Common flaw: All these models miss the mark by focusing on secondary functions (education, evangelism, service, fellowship) instead of discipleship.

The Solution: Relational Discipleship

The authors argue that the primary focus of the church must be discipleship, defined biblically:

  • Becoming like Jesus (Romans 8:29)
  • Teaching obedience to His commands (Matthew 28:18–20)
  • Living in intentional, truth-based relationships

Jesus’ method of discipleship—life-on-life mentoring—is emphasized as the biblical model. This was the method used by Jesus, Paul, and early church leaders. It’s described as:

  • Spiritual parenting
  • Doing life together while pursuing Christlikeness
  • Teaching through relationships, not just lectures

Testimonies of Transformation

The chapter ends with real stories of changed lives at The Crossing, a church that embraced relational discipleship:

  • Former addicts became spiritual leaders
  • A man with a violent past became a gentle trainer of leaders
  • Leaders emerged from brokenness into Christ-centered purpose

These stories serve as evidence of the effectiveness of relational discipleship in producing mature believers who reproduce spiritually.

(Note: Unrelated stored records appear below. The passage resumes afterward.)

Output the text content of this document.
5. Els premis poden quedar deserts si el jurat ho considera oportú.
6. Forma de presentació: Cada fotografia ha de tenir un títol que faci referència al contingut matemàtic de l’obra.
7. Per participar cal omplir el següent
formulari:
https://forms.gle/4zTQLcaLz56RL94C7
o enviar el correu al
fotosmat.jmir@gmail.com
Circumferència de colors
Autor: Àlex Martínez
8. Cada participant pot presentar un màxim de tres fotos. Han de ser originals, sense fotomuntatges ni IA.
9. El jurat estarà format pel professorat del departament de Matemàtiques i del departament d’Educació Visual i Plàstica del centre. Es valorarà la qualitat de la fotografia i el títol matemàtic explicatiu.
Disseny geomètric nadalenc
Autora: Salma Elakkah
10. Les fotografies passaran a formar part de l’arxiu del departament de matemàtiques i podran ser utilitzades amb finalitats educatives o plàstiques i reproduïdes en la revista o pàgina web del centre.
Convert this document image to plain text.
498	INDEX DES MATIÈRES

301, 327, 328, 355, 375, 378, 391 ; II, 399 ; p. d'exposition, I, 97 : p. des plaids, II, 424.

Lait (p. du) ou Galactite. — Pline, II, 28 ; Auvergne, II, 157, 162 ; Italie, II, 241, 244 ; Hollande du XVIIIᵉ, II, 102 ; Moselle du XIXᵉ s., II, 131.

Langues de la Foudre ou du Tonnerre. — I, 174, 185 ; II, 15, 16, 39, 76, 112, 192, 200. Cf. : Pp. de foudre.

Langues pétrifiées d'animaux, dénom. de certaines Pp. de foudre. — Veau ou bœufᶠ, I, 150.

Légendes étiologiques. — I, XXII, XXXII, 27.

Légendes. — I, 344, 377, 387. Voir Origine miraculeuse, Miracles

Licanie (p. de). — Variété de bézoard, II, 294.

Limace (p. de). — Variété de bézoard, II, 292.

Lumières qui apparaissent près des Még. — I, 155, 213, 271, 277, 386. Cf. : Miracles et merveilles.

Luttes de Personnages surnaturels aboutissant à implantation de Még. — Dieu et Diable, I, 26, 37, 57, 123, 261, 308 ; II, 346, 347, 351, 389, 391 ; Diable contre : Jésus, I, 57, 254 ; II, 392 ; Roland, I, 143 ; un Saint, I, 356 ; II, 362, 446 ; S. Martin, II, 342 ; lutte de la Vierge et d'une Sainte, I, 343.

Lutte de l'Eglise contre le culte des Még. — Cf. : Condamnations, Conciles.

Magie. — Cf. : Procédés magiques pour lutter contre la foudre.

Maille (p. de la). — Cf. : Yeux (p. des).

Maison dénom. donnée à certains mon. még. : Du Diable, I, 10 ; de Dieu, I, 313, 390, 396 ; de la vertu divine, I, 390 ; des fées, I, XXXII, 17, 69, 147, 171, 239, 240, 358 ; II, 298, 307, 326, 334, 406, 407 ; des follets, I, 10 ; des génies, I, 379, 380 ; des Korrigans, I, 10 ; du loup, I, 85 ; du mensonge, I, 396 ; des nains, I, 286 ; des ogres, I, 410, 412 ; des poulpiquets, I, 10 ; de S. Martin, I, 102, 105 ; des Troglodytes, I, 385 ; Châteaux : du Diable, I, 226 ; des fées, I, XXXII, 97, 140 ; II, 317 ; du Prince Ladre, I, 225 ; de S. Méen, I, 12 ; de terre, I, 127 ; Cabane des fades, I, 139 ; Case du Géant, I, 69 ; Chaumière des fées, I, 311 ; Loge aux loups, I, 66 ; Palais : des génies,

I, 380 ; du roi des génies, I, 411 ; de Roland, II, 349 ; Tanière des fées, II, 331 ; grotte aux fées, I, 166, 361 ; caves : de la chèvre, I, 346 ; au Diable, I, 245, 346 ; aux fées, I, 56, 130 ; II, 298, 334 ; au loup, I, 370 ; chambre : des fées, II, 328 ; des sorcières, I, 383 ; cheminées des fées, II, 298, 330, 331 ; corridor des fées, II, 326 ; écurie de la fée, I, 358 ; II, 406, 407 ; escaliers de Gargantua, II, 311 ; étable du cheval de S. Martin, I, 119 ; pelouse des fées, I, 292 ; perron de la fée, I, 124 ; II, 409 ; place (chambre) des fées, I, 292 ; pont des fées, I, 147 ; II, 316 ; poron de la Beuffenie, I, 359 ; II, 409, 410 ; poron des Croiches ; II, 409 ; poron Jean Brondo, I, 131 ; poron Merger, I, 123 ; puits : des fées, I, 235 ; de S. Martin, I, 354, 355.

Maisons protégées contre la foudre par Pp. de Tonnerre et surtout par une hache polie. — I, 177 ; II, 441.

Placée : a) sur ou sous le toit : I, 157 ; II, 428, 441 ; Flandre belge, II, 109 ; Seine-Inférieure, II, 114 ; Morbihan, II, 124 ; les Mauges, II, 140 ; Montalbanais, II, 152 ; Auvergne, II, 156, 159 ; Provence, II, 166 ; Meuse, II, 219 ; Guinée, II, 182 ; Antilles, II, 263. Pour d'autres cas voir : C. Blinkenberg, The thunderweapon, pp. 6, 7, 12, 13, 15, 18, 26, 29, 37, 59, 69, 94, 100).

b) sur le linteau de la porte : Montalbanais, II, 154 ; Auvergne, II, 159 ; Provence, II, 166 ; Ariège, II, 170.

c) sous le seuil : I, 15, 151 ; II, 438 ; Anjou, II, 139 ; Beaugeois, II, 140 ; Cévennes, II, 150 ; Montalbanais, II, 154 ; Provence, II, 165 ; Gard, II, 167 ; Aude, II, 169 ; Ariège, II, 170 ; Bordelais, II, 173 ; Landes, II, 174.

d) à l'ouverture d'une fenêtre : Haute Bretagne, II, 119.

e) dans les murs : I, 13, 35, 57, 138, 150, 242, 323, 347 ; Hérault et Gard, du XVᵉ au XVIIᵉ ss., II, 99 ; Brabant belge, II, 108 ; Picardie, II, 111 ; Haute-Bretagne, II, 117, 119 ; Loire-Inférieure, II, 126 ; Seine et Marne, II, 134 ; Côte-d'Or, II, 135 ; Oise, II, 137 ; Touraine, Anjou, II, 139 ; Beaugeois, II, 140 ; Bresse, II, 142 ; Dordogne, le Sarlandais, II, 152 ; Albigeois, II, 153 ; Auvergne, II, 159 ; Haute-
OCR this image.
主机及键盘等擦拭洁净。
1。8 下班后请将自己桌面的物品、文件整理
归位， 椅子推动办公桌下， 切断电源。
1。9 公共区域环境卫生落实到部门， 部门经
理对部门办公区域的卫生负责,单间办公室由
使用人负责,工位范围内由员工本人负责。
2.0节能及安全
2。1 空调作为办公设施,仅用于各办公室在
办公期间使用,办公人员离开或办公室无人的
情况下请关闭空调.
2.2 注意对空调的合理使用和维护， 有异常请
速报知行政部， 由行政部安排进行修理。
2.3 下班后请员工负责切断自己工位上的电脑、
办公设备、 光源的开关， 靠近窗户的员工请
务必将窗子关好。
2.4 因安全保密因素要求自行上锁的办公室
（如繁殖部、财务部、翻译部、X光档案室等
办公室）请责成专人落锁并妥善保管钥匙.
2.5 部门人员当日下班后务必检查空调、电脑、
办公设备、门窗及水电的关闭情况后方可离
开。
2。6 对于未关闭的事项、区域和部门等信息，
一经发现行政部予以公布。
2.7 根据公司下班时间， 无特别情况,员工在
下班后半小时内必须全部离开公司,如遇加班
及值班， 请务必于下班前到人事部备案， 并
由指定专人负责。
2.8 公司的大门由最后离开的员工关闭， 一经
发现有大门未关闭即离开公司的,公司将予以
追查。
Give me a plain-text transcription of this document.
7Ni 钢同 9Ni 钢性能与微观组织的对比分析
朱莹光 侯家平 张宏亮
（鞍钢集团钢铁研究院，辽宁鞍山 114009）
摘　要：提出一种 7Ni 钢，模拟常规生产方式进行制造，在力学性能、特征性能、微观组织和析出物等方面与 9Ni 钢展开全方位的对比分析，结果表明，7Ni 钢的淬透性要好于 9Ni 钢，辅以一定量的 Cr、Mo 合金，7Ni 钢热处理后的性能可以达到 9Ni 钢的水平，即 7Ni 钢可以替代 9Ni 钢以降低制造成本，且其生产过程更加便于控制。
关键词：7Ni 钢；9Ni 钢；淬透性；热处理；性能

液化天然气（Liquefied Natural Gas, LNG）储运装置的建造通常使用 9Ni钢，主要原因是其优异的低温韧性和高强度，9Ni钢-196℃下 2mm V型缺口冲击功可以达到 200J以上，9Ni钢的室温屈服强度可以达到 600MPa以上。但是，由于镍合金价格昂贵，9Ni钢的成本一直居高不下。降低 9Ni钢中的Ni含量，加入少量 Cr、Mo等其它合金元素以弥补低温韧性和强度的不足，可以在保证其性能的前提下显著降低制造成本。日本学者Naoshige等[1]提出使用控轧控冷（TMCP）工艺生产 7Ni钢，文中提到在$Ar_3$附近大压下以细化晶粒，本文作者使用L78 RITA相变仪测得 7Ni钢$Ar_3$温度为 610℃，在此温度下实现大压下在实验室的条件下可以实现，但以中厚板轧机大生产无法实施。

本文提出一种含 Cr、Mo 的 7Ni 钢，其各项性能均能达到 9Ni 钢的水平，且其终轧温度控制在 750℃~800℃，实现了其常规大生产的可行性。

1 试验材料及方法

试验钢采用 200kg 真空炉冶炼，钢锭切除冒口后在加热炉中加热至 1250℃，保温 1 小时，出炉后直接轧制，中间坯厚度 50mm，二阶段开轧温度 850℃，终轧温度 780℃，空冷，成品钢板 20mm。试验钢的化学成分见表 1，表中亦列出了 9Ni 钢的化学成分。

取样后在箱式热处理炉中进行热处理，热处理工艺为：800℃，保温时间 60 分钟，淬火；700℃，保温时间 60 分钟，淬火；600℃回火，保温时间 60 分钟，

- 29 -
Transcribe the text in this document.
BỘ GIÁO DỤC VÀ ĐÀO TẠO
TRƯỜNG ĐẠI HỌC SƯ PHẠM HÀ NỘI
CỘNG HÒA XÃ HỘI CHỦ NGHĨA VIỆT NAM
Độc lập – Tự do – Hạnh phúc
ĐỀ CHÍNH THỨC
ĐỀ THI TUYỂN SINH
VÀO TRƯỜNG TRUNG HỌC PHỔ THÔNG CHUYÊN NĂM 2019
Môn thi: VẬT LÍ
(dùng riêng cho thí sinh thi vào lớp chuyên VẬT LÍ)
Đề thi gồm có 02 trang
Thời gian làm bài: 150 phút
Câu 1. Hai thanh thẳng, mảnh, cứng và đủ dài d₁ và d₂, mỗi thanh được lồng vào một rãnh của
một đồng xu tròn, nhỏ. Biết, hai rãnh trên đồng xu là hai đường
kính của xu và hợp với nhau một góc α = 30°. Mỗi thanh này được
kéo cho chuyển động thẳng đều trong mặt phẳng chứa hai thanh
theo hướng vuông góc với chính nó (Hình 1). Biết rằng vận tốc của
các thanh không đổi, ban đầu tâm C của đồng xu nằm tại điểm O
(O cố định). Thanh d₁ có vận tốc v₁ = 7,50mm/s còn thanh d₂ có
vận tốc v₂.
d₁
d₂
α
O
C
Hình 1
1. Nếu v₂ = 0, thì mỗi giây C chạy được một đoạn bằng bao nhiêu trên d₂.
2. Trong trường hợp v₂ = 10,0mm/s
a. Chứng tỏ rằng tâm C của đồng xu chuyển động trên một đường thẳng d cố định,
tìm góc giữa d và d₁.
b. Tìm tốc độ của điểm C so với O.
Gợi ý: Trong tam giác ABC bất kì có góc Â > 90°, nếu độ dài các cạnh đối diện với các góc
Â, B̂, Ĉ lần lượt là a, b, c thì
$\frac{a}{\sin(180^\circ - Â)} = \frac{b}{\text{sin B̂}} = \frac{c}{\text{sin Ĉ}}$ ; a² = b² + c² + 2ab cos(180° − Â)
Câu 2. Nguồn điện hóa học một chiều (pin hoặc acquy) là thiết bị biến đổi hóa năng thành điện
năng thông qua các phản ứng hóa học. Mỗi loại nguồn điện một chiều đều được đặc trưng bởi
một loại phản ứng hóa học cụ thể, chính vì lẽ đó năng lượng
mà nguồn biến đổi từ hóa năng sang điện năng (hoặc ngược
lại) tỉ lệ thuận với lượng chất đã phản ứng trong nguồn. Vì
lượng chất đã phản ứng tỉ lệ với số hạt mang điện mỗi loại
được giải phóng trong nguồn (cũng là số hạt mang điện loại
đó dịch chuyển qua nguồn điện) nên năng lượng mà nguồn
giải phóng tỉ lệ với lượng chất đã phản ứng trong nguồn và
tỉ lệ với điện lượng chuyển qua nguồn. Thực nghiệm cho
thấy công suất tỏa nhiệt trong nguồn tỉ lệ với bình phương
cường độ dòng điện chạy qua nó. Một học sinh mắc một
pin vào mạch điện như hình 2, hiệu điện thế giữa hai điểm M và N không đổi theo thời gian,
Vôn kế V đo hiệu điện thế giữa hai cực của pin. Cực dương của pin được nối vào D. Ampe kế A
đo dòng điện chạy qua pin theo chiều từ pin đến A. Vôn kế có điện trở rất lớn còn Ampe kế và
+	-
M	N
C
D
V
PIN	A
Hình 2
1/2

Key Takeaways for Your Bible Study:

  • Effectiveness is about transformation, not church size or programs.
  • Relational discipleship is the method Jesus used—and it still works.
  • Churches need to shift their focus from simply gathering people to growing and multiplying disciples.
  • Real life-change happens in authentic relationships that are rooted in truth and intentional spiritual growth.
  • Discipleship isn’t for pastors only—it’s every believer’s calling.